12. Coming to the question of demolition it is argued by Shri Mohanty that the application before the trial Court was only for grant of injunction restraining the defendant respondent from alienating the suit property and therefore, the scope of the appeal is only confined to the question of alienation and it cannot be expanded. I fully agree with the contention of the learned counsel for the respondent. Shri Mukherji, learned counsel appearing for the plaintiff-appellant relying on some decisions submitted that the Court in appropriate cases can mould the relief. I have not referred to those decisions since there is no dispute about such proposition of law.

13. Though the question as to whether an order of injunction should be granted restraining the defendant respondent from demolishing the house is not within the purview of the appeal, I have no other way except dealing with the matter since this Court in Misc. Case No. 597 of 2001 by or-

der dated 8-6-2001 had directed the defendant respondent not to cause any damage to the suit property and the said interim order continued till 9-8-2001. Whether there was any violation of the said Interim order or not, is to be seen in the light of the report of the Commissioner who had been deputed by this Court by order dated 28-8-2001. As it appears from the Commissioner's report major parts of the building including the roof have been replaced. From the photographs submitted by the Advocate Commissioner also it appears that the defendant-respondent appears to have undertaken major renovation work in the building. It was contended by Shri Mohanty, learned counsel appearing for the defendant respondent, that tenants were staying in the disputed building and it got damaged to such an extent that it was unsafe for the tenants to remain under the roof, Therefore, such major repair work had to be undertaken, though this court had directed the Commissioner to also submit a report whether such major repair was at all necessary or not, the Commissioner has expressed his inability in giving his report in this regard, as the walls and roof of the old structure had already been replaced. Under these circumstances, it is not possible to come to a definite finding as to whether such major repair work was at all necessary and it may require oral evidence to be adduced and it may also require the report of a .technical person. All these exercises cannot be done by this Court.
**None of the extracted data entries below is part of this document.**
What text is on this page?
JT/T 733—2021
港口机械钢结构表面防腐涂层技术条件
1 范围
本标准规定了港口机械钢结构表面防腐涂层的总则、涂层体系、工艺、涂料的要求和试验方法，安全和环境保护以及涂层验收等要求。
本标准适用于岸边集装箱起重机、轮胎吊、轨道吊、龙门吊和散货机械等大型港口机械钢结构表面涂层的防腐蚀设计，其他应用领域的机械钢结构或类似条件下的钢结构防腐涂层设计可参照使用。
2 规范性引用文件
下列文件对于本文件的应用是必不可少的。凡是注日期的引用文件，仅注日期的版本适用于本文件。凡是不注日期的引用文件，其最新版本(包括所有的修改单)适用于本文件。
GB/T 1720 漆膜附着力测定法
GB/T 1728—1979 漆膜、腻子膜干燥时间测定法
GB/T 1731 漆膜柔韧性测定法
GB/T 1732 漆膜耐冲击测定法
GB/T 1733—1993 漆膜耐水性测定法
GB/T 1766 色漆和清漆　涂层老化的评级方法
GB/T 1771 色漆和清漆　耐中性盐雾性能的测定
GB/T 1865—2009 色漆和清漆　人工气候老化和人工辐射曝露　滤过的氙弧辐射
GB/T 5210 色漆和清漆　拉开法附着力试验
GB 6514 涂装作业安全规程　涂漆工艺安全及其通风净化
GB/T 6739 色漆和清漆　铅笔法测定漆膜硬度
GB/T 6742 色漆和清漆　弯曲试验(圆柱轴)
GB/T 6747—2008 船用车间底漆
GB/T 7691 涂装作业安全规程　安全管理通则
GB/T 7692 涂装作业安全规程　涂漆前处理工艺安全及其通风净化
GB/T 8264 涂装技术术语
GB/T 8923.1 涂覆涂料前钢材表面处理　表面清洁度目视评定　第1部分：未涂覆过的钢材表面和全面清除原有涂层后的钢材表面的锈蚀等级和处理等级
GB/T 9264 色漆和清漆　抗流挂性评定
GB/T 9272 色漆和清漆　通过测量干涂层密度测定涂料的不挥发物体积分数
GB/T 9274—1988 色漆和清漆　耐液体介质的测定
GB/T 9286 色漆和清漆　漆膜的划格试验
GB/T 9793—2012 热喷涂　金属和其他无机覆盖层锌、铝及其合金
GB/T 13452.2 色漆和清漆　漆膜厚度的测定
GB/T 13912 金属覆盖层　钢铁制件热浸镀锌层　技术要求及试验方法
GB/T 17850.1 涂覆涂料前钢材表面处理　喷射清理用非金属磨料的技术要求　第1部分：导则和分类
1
14. Another question that may arise is whether the major repair works were undertaken when the interim order was in operation or not. I, therefore, think it fit to leave this matter for the trial Court to decide. Earlier this Court by order dated 9-8-2001 has sent the application in Misc. Case No. 751 of 2001 to the trial Court to find out as to whether there has been a violation of the interim order or not. and to submit a report within two months. The matter appears to be still pending before the trial Court. 1, therefore, in modification of the order dated 9-8-2001, direct the trial Court to look into the question of violation of the order of injunction so far as it relates to the demolition of the house in terms of the order dated 9-8-2001 and instead of sending the report to this Court, the trial Court may pass appropriate orders, if it finds that there has been violation of the interim order. Before passing such orders, the trial Court also shall look into the fact as to whether such major repairs were at all necessary or not.

15. With the aforesaid observations and directions the appeal is disposed of. No costs.